On 1 Apr 2008, at 3:51 am, iliali16 wrote:
so my question is if this is ok to represent a map. If yes I will try to
write the function which makes it 4 x 4 myself. What I jsut need as an
answer is Yes or No. Just to let you know is that I am trying to build the
Wumpus World

What you should know is that there is no rule that the Wumpus World
has to be 4 x 4.  Quoting
http://web.inf.tu-dresden.de/~mit/LRAPP/wumpus/wumpus.htm
"The size of the grid may vary for different scenarios."

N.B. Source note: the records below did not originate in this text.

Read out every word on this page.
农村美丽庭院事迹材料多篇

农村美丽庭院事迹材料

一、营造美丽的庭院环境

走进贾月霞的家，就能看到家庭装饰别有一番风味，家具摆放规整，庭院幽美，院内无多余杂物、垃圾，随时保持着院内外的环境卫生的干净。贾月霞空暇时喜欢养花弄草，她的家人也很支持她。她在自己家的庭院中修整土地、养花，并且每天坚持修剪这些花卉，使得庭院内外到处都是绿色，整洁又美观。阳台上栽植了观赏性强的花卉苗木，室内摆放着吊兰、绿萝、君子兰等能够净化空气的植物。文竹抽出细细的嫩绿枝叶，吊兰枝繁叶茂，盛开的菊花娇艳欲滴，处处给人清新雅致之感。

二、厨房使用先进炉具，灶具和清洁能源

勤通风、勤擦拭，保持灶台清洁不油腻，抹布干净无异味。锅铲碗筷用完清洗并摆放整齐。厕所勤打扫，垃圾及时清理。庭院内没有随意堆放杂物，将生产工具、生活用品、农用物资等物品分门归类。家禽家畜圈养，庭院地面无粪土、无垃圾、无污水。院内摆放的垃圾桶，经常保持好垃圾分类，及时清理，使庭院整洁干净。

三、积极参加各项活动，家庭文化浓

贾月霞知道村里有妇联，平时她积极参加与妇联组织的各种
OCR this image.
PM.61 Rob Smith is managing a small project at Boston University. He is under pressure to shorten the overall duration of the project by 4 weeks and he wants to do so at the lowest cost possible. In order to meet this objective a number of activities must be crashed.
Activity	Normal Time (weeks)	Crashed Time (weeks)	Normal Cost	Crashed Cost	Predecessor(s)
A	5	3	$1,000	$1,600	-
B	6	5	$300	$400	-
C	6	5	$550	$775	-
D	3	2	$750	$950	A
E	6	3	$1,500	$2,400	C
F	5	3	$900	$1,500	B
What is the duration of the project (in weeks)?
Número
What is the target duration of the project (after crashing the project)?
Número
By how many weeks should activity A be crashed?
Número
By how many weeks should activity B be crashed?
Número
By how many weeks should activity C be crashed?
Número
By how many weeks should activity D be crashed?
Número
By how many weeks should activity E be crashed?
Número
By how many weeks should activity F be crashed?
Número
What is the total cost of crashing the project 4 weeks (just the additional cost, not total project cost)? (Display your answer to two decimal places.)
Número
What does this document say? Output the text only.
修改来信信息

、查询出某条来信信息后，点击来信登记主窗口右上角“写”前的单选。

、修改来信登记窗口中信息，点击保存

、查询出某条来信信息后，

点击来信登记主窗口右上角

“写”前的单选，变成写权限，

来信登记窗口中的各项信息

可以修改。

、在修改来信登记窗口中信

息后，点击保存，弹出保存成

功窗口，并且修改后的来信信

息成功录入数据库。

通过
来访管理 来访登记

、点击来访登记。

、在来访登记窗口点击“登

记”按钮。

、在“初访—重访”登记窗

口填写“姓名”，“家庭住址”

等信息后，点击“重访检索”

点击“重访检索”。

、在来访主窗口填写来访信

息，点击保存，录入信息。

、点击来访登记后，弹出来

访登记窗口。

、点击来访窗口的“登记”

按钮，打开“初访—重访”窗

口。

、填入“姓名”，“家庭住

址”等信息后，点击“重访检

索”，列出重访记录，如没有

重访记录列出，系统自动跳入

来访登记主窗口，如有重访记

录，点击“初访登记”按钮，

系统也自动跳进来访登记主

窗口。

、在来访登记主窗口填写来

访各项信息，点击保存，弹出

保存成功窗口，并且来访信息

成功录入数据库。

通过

You are tacitly assuming that if you want to know what's where in the
wumpus world you have to store an *image* of that world.  But this is
not so.

        The wumpus may be dead, in which case we don't care where it is,
        or it may be in some specific location:
                wumpus :: Maybe Location
        The gold may have been grabbed, in which case we know where it is
        without looking (we have it), or it may be in some specific place:
                gold :: Maybe Location
        In some versions of the wumpus world, there may be more than one
        piece of gold.  In that case,
                gold :: [Location]
        There is some number of pits.  There might be none.  All we really
        want to know is whether a particular square is a pit or not.
                is_pit :: Location -> Bool

        It's not clear to me whether the gold or the wumpus might be in a
        pit.  Since it's deadly to enter a pit anyway, we don't really care.
        The gold and the wumpus might well be in the same cell.

So we can do this:

        type Location = (Int, Int)

        data Wumpus_World
           = Wumpus_World {
                bounds :: Location,
                wumpus :: Maybe Location,
                gold   :: Maybe Location,
                is_pit :: Location -> Bool
             }

        initial_world = Wumpus_World {
            bounds = (4,4),
            wumpus = Just (3,3),
            gold   = Just (3,3),
            is_pit = \loc -> case loc of
                                (2,1) -> True
                                (4,3) -> True
                                _     -> False
        } -- I just made this one up

        holds :: Eq a => Maybe a -> a -> Bool

        holds (Just x)  y = x == y
        holds (Nothing) _ = False

        has_wumpus, has_gold :: Wumpus_World -> Location -> Bool

        has_wumpus world location = wumpus world `holds` location

        has_gold world location = wumpus world `holds` location

There are lots of other ways to do this, and whether this is a
good one depends on what you need to do with it.  It might be
better to have

        has_wumpus :: Location -> Bool
        has_gold   :: Location -> Bool

as the field members directly, for example.  One thing that is
right about it is that it doesn't build in any specific idea of
the size of the world.  Another good thing is that it postpones
the decision about how to tell where the pits are.

But of course there are two maps: the complete map of how the world
really is, which the world simulator has to have, and the "agent's"
partial map recording what it has seen so far.  They might have
similar representations, or they might not.

It's a really good idea to write as much of the code as you can so
that it doesn't know what the map representation is.